Скажите после всего, что вы тут услышали, могла бы я когда-нибудь сказать про Хенрика «чтоб он сдох»? Нет, ни за что на свете. Это страшно. Просто страшно.

А может, глупо так говорить. Может, его, мсье Петри, тоже кто-то ждал, какое-нибудь счастье, новая жизнь, только он не сумел этого разглядеть. Да и как ему было разглядеть хоть что-нибудь, если он сидел тут в углу, вон там, или в другой пивнушке и бурчал себе под нос, если он только спал да пил? Ума не приложу.

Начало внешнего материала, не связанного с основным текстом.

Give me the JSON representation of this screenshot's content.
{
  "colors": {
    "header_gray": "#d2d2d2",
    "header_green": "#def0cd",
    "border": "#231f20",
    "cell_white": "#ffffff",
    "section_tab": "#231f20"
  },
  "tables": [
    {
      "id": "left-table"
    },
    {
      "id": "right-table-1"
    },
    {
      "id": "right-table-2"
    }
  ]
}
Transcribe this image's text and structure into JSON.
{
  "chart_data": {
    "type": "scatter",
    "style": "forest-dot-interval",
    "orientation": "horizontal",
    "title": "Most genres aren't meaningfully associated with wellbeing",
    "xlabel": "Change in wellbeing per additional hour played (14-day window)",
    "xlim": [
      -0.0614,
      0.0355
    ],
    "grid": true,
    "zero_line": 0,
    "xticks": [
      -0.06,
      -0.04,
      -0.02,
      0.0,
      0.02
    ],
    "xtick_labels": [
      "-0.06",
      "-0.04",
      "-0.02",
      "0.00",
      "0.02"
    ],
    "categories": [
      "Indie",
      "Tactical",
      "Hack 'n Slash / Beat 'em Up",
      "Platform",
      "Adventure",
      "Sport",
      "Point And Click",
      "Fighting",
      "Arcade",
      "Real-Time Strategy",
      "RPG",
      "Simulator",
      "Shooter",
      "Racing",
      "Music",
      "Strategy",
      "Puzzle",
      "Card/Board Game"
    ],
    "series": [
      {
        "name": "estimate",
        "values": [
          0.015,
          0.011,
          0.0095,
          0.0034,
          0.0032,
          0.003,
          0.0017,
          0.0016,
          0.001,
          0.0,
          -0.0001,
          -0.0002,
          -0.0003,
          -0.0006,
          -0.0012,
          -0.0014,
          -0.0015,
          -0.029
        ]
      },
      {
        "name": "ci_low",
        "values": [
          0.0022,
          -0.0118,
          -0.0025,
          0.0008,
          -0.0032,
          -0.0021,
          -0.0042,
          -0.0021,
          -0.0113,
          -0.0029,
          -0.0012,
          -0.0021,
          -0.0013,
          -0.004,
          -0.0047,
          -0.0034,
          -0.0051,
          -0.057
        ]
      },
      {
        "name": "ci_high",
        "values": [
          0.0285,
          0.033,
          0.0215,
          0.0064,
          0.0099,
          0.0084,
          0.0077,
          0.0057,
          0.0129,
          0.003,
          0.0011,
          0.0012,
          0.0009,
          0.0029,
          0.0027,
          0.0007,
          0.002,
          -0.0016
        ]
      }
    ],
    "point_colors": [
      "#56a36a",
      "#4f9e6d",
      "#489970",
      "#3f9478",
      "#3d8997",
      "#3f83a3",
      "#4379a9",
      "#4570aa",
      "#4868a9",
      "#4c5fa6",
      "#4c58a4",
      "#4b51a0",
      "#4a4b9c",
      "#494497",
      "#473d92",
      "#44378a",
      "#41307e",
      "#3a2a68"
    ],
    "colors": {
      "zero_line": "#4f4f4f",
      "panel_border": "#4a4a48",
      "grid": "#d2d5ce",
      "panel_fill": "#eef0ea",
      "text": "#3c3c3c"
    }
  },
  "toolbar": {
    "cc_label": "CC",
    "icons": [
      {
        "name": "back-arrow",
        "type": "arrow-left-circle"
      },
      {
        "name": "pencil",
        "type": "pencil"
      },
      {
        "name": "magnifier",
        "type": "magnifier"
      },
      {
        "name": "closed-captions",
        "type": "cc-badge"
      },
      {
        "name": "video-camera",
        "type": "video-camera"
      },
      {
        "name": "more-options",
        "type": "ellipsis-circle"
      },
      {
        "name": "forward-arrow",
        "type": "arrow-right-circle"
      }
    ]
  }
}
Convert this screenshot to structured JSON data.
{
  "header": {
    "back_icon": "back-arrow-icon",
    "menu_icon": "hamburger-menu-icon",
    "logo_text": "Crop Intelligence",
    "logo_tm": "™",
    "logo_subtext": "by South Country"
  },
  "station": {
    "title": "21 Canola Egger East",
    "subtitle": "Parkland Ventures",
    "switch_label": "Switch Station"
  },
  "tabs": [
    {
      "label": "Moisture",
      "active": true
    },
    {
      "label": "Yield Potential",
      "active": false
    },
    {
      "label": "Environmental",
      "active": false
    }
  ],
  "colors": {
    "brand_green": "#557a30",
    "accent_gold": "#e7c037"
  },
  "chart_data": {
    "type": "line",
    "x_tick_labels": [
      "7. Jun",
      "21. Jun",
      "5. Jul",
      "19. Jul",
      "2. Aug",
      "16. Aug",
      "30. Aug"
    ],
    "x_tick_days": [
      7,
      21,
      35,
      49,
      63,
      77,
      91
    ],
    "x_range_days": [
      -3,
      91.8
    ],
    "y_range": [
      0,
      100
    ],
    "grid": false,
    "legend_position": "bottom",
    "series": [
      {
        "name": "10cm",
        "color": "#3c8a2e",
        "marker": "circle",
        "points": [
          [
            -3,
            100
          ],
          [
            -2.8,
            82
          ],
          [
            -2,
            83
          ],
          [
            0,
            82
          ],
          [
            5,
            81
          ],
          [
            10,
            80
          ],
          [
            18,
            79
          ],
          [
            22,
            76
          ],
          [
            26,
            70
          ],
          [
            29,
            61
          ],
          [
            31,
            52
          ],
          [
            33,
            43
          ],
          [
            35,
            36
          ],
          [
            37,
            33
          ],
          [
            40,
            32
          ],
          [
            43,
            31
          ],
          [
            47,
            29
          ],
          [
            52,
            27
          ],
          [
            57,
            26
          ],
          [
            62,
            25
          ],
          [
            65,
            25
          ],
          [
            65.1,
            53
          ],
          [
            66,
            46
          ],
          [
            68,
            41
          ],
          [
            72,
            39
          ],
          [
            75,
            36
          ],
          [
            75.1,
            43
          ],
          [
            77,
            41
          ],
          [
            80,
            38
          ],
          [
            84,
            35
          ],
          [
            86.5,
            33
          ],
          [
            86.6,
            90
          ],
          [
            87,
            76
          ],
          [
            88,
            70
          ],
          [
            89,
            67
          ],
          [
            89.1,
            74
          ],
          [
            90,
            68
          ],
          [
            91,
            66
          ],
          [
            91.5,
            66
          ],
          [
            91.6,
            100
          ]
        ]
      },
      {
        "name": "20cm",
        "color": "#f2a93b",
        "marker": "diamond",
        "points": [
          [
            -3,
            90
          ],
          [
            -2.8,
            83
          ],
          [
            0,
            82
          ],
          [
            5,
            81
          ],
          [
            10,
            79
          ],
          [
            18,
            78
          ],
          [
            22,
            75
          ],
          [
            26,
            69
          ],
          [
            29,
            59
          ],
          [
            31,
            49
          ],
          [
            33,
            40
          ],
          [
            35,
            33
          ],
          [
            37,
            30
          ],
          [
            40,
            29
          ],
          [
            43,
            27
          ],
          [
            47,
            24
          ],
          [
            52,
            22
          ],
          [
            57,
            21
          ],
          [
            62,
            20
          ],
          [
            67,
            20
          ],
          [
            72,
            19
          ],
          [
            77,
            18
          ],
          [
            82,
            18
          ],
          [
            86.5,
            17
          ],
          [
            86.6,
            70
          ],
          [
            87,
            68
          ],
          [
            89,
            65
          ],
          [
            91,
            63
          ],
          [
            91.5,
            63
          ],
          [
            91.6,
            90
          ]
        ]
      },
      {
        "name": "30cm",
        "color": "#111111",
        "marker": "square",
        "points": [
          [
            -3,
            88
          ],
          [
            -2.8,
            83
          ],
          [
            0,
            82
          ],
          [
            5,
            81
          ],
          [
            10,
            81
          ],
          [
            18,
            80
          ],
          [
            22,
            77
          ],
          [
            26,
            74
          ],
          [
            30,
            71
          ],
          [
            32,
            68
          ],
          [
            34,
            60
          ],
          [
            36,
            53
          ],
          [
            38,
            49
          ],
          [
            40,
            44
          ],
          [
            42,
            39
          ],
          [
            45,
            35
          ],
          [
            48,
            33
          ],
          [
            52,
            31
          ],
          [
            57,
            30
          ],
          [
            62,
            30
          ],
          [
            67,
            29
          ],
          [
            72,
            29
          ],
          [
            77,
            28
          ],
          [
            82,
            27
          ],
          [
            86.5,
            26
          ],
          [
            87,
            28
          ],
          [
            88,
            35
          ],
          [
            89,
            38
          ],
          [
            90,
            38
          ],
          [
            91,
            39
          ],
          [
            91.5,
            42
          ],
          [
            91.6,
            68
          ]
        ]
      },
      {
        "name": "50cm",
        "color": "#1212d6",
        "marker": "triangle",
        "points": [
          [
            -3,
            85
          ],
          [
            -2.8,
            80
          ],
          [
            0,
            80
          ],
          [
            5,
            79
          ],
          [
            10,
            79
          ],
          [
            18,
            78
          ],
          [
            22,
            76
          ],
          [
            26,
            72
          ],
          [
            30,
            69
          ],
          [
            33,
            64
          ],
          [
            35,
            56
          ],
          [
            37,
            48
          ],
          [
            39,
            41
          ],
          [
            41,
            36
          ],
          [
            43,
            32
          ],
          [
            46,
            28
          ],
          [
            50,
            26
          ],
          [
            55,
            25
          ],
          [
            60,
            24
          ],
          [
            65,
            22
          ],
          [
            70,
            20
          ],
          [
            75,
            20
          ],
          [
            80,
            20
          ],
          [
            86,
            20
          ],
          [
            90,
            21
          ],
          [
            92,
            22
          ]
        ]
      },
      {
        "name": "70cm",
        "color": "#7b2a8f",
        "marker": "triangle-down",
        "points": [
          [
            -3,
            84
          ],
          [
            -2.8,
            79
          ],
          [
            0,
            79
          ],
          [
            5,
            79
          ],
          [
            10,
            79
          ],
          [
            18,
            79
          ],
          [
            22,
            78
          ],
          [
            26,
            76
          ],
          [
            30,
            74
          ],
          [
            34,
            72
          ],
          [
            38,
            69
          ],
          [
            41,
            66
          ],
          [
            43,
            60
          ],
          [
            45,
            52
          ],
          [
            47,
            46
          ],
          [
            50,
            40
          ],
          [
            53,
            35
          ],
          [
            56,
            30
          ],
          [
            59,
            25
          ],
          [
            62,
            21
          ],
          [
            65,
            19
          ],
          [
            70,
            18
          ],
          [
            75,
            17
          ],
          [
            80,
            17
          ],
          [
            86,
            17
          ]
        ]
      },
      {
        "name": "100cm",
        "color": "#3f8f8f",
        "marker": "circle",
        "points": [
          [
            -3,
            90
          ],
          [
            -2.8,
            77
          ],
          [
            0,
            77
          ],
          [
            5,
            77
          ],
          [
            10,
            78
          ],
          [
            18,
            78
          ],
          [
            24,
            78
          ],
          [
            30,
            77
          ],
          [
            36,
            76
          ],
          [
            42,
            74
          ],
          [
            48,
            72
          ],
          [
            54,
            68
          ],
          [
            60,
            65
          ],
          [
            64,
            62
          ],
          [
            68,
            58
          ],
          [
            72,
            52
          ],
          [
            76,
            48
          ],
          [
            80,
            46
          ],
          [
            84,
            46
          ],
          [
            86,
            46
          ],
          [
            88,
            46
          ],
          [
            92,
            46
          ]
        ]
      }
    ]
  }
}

Позже оказалось, что у него была опухоль в мозгу или что-то в этом роде, и пил он так много оттого, что его все время мучили боли; кажется, он даже жаловался кому-то, но кто станет волноваться о пьянице? Пьет, вот голова и болит. Когда мы возвращались с похорон, она, жена его, говорила, что якобы поэтому Петри сильно поглупел под конец и с ним уже невозможно было разговаривать. Он просто умирал, сам того не зная, но другие-то должны были сообразить. В больнице ему уже через два дня сделали операцию, а потом он три дня кончался. На похоронах у его жены был такой отрешенный взгляд, она смотрела на людей, словно не видя их, и я подумала, что она вспоминает все счастливые минуты, проведенные с ним, вспоминает, как родились у них дети, как они любили друг друга, как вместе боролись за дочку, спасая ее от смерти, и ей стало так жаль всего этого, что она хоть и не до конца, но простила его… а может, она стояла там и лишь ждала, когда закончатся похороны. Не знаю. Когда возвращались с кладбища, она сказала мне, что в больнице все удивлялись, почему никто этого не заметил, ведь у него наверняка были страшные боли, и порою он должен был выглядеть совсем ненормальным и говорить странные вещи. Но ведь все видели, что он только пил и пил, а кто всерьез станет беспокоиться, если пьяница болтает глупости или кричит. Она мне об этом рассказала, будто хотела его чуточку обелить, мы ведь с ней никогда прежде не разговаривали. А может, только для того, чтобы хоть что-то сказать, глупо было бы молчать, коли уж мы едем вместе в метро.

Это и вправду ужасно.

Вы заметили, что я все время говорю о грустных вещах — смерти, болезнях, о своих несчастьях и чужих? А ведь у меня была такая хорошая жизнь, я была по-настоящему счастлива, и когда гуляю по Пер-Лашез или набережным Сены в солнечный день, как, например, вчера, я благодарю судьбу за все. В конце концов, неизвестно, что могло случиться. Ведь не будь я еврейкой, а точнее, польской еврейкой, не пройди через лагерь, не натерпись всякого сразу после войны, то, может, судьба не послала бы мне Хенрика, мы бы не встретились и жизнь сложилась бы совсем иначе, и вот я спрашиваю себя, что бы я предпочла: быть здоровой женщиной, рожать детей и заниматься любовью, только с каким-нибудь совершенно другим мужчиной, с которым я не чувствовала бы себя по-настоящему счастливой, действительно любимой, или лучше все-таки было испытать все это, но встретить его, стать его любовью, посмеиваться над его грешками, без которых он был бы уж совсем идеальным, каких не бывает. Думаю, я бы снова выбрала эсэсовские сапоги сроком на три года и все те издевательства, но чтобы потом жить с Хенриком здесь, в Париже. Выбрала бы это.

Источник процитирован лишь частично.